Ja, es gibt Augenblicke, da sorgen wir uns nicht.
Da sind wir leer vor Glück oder dösen einfach heiter vor uns hin
oder sind hoch gestimmt beim Fliegen mit einem Geliebten im Konvoi, oder
sind versunken in eine Tüftelarbeit oder lesen Kindern, Enkeln vor und
entführen sie in ein Märchenland. Als Christian, unser Spielmacher,
die verschiedenen Spiele, einigen Auserwählten vorführte, hörte
ich ihn lachen , immer wieder dies jauchzende, einverständliche Lachen
- ist das nicht tricki, ist das nicht ein Knaller,- herzliches Lachen zeigt
Glück an.- Dann aber schrecken wir auf, das Sorgen hat uns wieder. Wir
springen vom Tisch hoch, schauen alle paar Minuten, ob das Handy eine Mail
verzeichnet, oder jipern, zu überholen, denn Zeit ist knapp. Wir stehen
oft unter Dampf, nur ja alles in die Reihe zu kriegen, unsere selbstgemachte
tägliche Pflichtrallye.
Oder ein Kind weint und uns überkommt alle
Angst aus Kindertagen bis hierher. Oder ein Martinshorn tönt. Und du
fragst, wie lange noch bist du hier; und der Bauch kneift und du denkst,
es könnte was Schlimmes sein. Und du sitzt auf deinem Portemonnaie und
bist froh, bezahlen zu können, aber wer weiß, wie lange das reicht.
Schön, eine Stange Geld auf der Bank zu haben und versichert zu sein
bei Krankheit, Pflege, Brand, Unfall, Sturm, abgebrochene Antennen. Aber
was reicht denn? Bei wieviel Rücklagen hast du ausgesorgt? Und jetzt
kommt der Punkt. Weil keine Zahl reicht, alle Risiken zu decken, bleiben
wir in Sorge um den morgigen Tag, das nächste Jahr, das nächste
Jahrzehnt. Nur ja den Kindern nicht zur Last fallen - da verordnen sich Menschen
eine Urnenbestattung unter dem grünen Rasen, damit die Beerdigung wenig
kostet - lächerlich, zu welchen Entwürdigungen wir uns klein machen,
nur um des Geldes willen. Sorgen, Beschaffen, hellwach sein, keine Gelegenheit
auslassen. Aber "der Mensch lebt doch nicht vom Brot allein" (Matthäus
4,4), nicht von Materie.
Sorget nicht gebietet Jesus. Ja, Jesus verordnet
uns Sorglosigkeit.
Gegen die Wechselfälle des Lebens sich
absichern, ist ja richtig. Aber es muß mit links gehen, ohne Last.

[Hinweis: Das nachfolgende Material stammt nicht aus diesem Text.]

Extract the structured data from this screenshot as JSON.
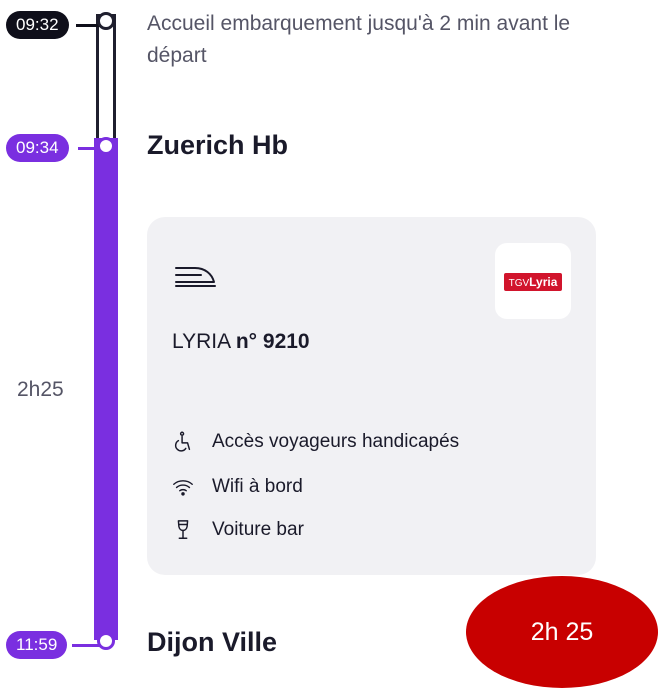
{
  "timeline": {
    "boarding_time": "09:32",
    "boarding_text": "Accueil embarquement jusqu'à 2 min avant le départ",
    "departure_time": "09:34",
    "departure_station": "Zuerich Hb",
    "duration": "2h25",
    "arrival_time": "11:59",
    "arrival_station": "Dijon Ville"
  },
  "train": {
    "icon": "train-icon",
    "name_prefix": "LYRIA",
    "name_number": "n° 9210",
    "logo_tgv": "TGV",
    "logo_lyria": "Lyria"
  },
  "services": [
    {
      "icon": "wheelchair-icon",
      "label": "Accès voyageurs handicapés"
    },
    {
      "icon": "wifi-icon",
      "label": "Wifi à bord"
    },
    {
      "icon": "wine-glass-icon",
      "label": "Voiture bar"
    }
  ],
  "overlay_badge": "2h 25",
  "colors": {
    "accent": "#7a2fe0",
    "dark": "#0f0f1a",
    "card_bg": "#f1f1f4",
    "logo_red": "#d1142c",
    "badge_red": "#c80000"
  }
}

Sonst ist was daran faul. Man kann immer mit Vorsorge beschäftigt sein,
immer sich sorgen um das Kommende; Und dann lebst du gar nicht richtig hier
und heute, sondern bist schon voraus, richtest das Kommende ein. Und schuftest
so: die ersten 40 Arbeitsjahre ruinierst du deine Gesundheit, damit du dann
genug hast, dich zu kurieren. Nichts gegen Notgroschen und Rente und etwas
Habe in der Not. Aber alles Vorsorgen löscht die Unbekanntheit der Zukunft
nicht. Man kann mit einer Rücklage einige Zeit eine Not abfedern. Aber
die wahren Sorgen hängen an Krankheit, Einsamkeit, an der Angst, der
Verantwortung nicht gerecht zu werden, und dem Tod.- Da hilft kein Geld.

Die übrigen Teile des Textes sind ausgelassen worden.